In terms of drug-related corruption, it was really this group called The Family. This is the group that was run by Tupac Shakur’s stepfather, Mutulu Shakur, and a guy that I spoke with at length, Sekou Odinga. It was an odd group, in that they were ostensibly robbing these banks to raise revolutionary funds—or at least that’s what half the group thought they were doing. The other half, which was basically Mutulu’s group, seemed to be far more interested in using the funds for cocaine. And that’s what they did. (…)
I’m trying to think if there was anything else, in the entire book, of all these nine or 10 groups, that was at all playful. The only thing that comes to mind was this group called the New World Liberation Front, which was just a guy and his girlfriend. They probably set the most amount of protest bombs of anyone in the 1970s in California, but they got very little publicity for it.
One of their early actions in 1975 was against the San Francisco police, who went on a ticket-writing blitz in reaction to not getting the contract they wanted. And the New World Liberation Front replied by pouring liquid steel into dozens of San Francisco parking meters in protest. (…)

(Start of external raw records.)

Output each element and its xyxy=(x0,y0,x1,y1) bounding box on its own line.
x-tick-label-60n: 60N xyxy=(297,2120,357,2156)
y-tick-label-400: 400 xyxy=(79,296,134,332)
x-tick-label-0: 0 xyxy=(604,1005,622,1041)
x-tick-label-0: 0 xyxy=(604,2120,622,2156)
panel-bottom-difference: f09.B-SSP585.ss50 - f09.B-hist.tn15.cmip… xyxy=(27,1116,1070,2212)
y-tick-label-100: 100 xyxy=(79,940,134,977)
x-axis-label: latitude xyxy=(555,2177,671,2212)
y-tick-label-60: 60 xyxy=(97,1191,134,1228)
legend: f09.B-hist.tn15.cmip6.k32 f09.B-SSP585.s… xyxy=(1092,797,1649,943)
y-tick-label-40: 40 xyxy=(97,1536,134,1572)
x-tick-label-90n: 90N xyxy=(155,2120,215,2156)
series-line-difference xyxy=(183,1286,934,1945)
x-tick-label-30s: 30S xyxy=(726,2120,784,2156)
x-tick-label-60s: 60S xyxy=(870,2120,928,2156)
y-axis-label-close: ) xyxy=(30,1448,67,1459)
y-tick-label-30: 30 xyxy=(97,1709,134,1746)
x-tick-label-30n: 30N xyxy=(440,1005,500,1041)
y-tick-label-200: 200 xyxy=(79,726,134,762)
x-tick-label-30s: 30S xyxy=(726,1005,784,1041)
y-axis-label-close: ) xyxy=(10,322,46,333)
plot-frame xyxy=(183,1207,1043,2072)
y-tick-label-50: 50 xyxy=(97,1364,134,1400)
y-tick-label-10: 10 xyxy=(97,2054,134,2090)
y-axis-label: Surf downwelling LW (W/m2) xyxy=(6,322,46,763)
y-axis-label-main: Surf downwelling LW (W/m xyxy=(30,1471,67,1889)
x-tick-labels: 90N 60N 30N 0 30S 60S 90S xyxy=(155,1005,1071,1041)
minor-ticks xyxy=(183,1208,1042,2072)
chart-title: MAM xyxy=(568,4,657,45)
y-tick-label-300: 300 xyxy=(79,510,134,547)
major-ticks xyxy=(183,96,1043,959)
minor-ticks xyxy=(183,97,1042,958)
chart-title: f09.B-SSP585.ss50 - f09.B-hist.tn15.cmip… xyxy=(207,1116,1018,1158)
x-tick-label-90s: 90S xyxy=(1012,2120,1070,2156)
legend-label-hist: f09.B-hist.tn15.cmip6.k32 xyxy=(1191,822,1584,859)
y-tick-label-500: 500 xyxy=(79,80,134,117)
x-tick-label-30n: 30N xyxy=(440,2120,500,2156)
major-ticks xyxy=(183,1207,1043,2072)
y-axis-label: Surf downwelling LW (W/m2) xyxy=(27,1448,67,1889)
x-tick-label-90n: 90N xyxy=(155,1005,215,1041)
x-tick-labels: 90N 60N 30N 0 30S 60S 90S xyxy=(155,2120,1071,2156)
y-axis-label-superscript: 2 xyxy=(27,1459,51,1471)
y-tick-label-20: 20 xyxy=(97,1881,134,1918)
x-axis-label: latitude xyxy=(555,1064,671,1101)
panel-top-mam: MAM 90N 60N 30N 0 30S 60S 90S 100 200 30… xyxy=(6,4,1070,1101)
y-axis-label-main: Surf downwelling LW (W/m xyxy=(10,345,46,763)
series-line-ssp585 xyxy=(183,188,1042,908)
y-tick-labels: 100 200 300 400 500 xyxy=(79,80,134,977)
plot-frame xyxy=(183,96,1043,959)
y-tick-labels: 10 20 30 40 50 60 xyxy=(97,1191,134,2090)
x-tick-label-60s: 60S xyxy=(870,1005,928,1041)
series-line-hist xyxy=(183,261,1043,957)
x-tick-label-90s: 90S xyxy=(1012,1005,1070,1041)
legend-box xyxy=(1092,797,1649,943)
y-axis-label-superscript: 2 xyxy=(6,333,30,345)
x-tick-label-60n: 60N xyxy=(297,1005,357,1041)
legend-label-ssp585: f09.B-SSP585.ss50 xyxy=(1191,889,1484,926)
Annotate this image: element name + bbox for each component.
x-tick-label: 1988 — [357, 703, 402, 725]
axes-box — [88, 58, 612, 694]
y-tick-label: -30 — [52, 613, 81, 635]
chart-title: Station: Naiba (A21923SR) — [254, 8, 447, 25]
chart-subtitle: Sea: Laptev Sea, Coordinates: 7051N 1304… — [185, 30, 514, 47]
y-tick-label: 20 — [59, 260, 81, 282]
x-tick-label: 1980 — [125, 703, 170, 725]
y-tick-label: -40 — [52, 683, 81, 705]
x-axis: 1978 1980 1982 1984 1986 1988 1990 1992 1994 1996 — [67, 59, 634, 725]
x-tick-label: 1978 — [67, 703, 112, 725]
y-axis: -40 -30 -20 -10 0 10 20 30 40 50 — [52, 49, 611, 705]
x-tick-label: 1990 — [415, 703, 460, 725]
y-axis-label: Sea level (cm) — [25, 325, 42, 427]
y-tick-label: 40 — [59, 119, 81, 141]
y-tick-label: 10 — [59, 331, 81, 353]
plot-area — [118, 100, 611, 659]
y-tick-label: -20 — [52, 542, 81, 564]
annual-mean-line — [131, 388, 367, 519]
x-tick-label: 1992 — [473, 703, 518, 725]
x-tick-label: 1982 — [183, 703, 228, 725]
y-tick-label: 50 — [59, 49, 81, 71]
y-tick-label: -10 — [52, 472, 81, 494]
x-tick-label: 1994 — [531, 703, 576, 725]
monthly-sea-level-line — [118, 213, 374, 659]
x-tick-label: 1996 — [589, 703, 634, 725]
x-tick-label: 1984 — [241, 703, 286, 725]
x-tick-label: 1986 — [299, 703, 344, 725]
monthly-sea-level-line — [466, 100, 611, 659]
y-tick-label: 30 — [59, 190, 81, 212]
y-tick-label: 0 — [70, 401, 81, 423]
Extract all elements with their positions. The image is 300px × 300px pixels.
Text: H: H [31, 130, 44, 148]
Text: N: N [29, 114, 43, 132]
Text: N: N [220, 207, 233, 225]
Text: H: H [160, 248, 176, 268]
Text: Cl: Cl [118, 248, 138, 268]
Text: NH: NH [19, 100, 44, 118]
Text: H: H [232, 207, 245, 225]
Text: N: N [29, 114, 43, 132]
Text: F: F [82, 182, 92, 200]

These bombings were so widespread, and so inconsequential, less than 1% of them caused death or injury, they really seemed to be just accepted as part of the fabric of life in America in the ’70s. There’s that great quote from the New York Post, who interviewed a bystander of a bombing in 1977, and she said “Oh, another bombing, who was it this time?” It just wasn’t seen as that big of a deal in the ’70s. That’s very hard for us to grasp after 9/11. One pipe bomb these days gets widespread, front-page attention.